If we don't have $p(\Theta)$, it can be assumed to be flat $ p(\Theta) = 1 $ and MAP is equivalent to ML:

ML (maximum likelihood) estimation

$$ \Theta_{ML} = argmax_{\Theta} p(\mathbf{X} | \Theta) $$

Under the often iid (identical and independently distributed) assumption: $$ p(\mathbf{X} | \Theta) = \prod_{t=1}^{N} p(\mathbf{x}^{(t)} | \Theta) $$ , where $\{\mathbf{x}^{t}\}$ are the individual samples within $\mathbf{X}$. ($\mathbf{X}$ is a matrix and $\{\mathbf{x}^{t}\}$ are its individual columns.)

Bayes estimator

The expected value of the posterior density: $$ \begin{align} \Theta_{Bayes} &= E(\Theta | \mathbf{X}) \\ &= \int \Theta p(\Theta | \mathbf{X}) d\Theta \end{align} $$

The best estimate of a random variable/vector is its mean.

Gaussian example

$$ \begin{align} p(\mathbf{X} | \Theta) &= \frac{1}{(2\pi)^{N/2}\sigma^N} \exp\left(-\frac{\sum_{t=1}^N (\mathbf{x}^{(t)} - \Theta)^2}{2\sigma^2}\right) \\ p(\Theta) &= \frac{1}{\sqrt{2\pi}\sigma_0} \exp\left( -\frac{(\Theta - \mu_0)^2}{2\sigma_0^2} \right) \end{align} $$

ML (maximum likelihood) estimation

$$ \Theta_{ML} = argmax_{\Theta} p(\mathbf{X} | \Theta) $$

Compute the data $\mathbf{X}$ mean and variance: $$ \begin{align} \Theta_{ML} &= \mathbf{m} = \frac{\sum_{t=1}^N \mathbf{x}^{(t)}}{N} \\ \sigma_{ML}^2 &= s^2 = \frac{\sum_{t=1}^N \left(\mathbf{x} - \mathbf{m} \right)^2}{N} \end{align} $$

The $\mathbf{m}$ part holds regardless of $\sigma$ (constant or a variable to be optimized).

MAP estimation

$$ \begin{align} \Theta_{MAP} &= argmax_{\Theta} p(\Theta | \mathbf{X}) \\ &= argmax_{\Theta} p(\mathbf{X} | \Theta) p(\Theta) \end{align} $$

It can be shown that $$ \Theta_{MAP} = \frac{N/\sigma^2}{N/\sigma^2 + 1/\sigma_0^2} \mathbf{m} + \frac{1/\sigma_0^2}{N/\sigma^2 + 1/\sigma_0^2} \mu_0 $$ , i.e. weighted average of prior mean $\mu_0$ and sample $\mathbf{X}$ mean $\mathbf{m}$, with weights inversely proportional to variances.
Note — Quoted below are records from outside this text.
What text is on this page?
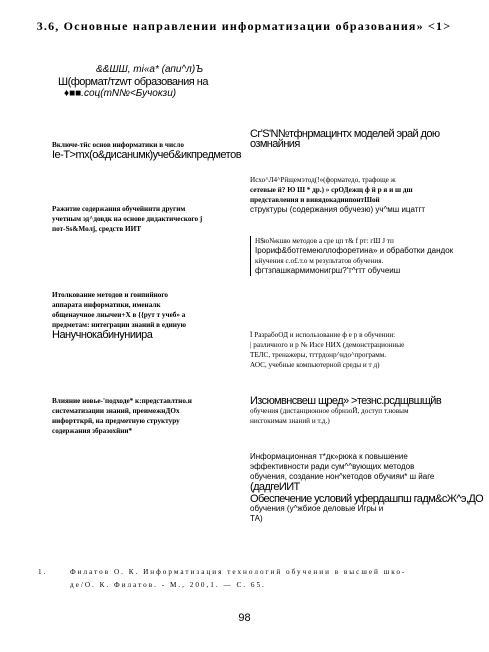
3.6, Основные направлении информатизации образования» <1>
&&ШШ, mi«a* (апи^л)Ъ
Ш(формат/тzwт образования на
♦■■.соц(тN№<Бучокзи)
Включе-тйс основ информатики в число
Ie-T>mx(o&дисанuмк)учеб&икпредметов
Ражнтие содержания обучейннтн другим
учетным эд^довдк на основе дидактического j
пот-Ss&Мoлj, средств ИИТ
Итолкованне методов и гонпийного
аппарата информатики, именалк
общенаучное лнычеи+Х в {{рут т учеб» а
предметам: нитеграции знаний в единую
Нанучнокабинуниира
Влияние новье-'подходе* к:представлтно.н
систематизации знаний, преимежнДОх
нифортткрй, на предметную структуру
содержания збразохйни*
Сг'S'N№тфнрмацинтх моделей эрай дою
озмнайния
Исхо^Л4^Рйщемэтод(!»(форматедо, трафоще ж
сетевые й? Ю Ш * др.) » срОДежщ ф й р я и ш дш
представления и вивядокадинпонтШой
структуры (содержания обучезю) уч^мш ицатгт
Н$ю№кшю методов а сре цп т& f рт: гШ Ј тп
Ірориф&ботгемеюллофоретина» и обработки дандок
кйучения с.о£.т.о м результатов обучения.
фгтзпашкармимонигрш?'т^rтт обучеиш
Ї РазрабоОД и использование ф е р в обучении:
| различного и р № Изсе НИХ (демонстрационные
ТЕЛС, тренажеры, тгтрдонр^ндо^программ.
АОС, учебные компьютерной среды и т д)
Изсюмвнсвеш щред» >тезнс.рсдщвшщйв
обучения (дистанционное обрнзоЙ, доступ т.новым
нисгокимам знаний и т.д.)
Информационная т*дк»рюка к повышение
эффективности ради сум^^вующих методов
обучения, создание нон^кетодов обучияи* ш йaге
(дадгеИИТ
Обеспечение условий уфердашпш гадм&сЖ^э,ДО
обучения (у^жбиое деловые Игры и
ТА)
1.	Филатов О. К. Информатизация технологий обучении в высшей шко-
де/О. К. Филатов. - М., 200,1. — С. 65.
98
Note that if we don't know $p(\Theta)$, we can assume it is a constant distribution $p(\Theta) = 1$, i.e. $\sigma_0 = \infty$. This will give us $\Theta_{MAP} = \mathbf{m} = \Theta_{ML}$, as expected.

Bayes estimation

$$ \Theta_{Bayes} = E(\Theta | \mathbf{X}) = \frac{N/\sigma^2}{N/\sigma^2 + 1/\sigma_0^2} \mathbf{m} + \frac{1/\sigma_0^2}{N/\sigma^2 + 1/\sigma_0^2} \mu_0 $$

, i.e. same as $\Theta_{MAP}$.

The math derivations are left as exercise.

Naive Bayes

Naive Bayes assume the features are independent for the likelihood, i.e. for an $n$-dimensional data vector $\mathbf{x}$ $$ \begin{align} p(\mathbf{x} | \Theta) &= p(\mathbf{x}_1, \mathbf{x}_2, \cdots \mathbf{x}_n | \Theta) \\ &= \prod_{k=1}^n p( \mathbf{x}_k | \Theta) \end{align} $$

We can generalize from a single data item $\mathbf{x}$ (a vector) to an entire data set $\mathbf{X}$ (a matrix whose columns are data items) by considering columns of $\mathbf{X}$ as features, i.e. $\mathbf{X}_{(k)}$

Put the above into our Bayesian rule: $$ \begin{align} p(\Theta | \mathbf{X}) &= \frac{p(\Theta) p\left(\mathbf{X} | \Theta\right)}{p(\mathbf{X})} \\ &= \frac{p(\Theta) \prod_{k=1}^n p\left(\mathbf{X}_{(k)} | \Theta\right)}{p(\mathbf{X})} \end{align} $$

The main merit of naive Bayes is that the estimation/computation of individual $ p\left(\mathbf{X}_{(k)} | \Theta\right) $ terms is easier/faster than the joint term $ p\left(\mathbf{X} | \Theta \right) $ .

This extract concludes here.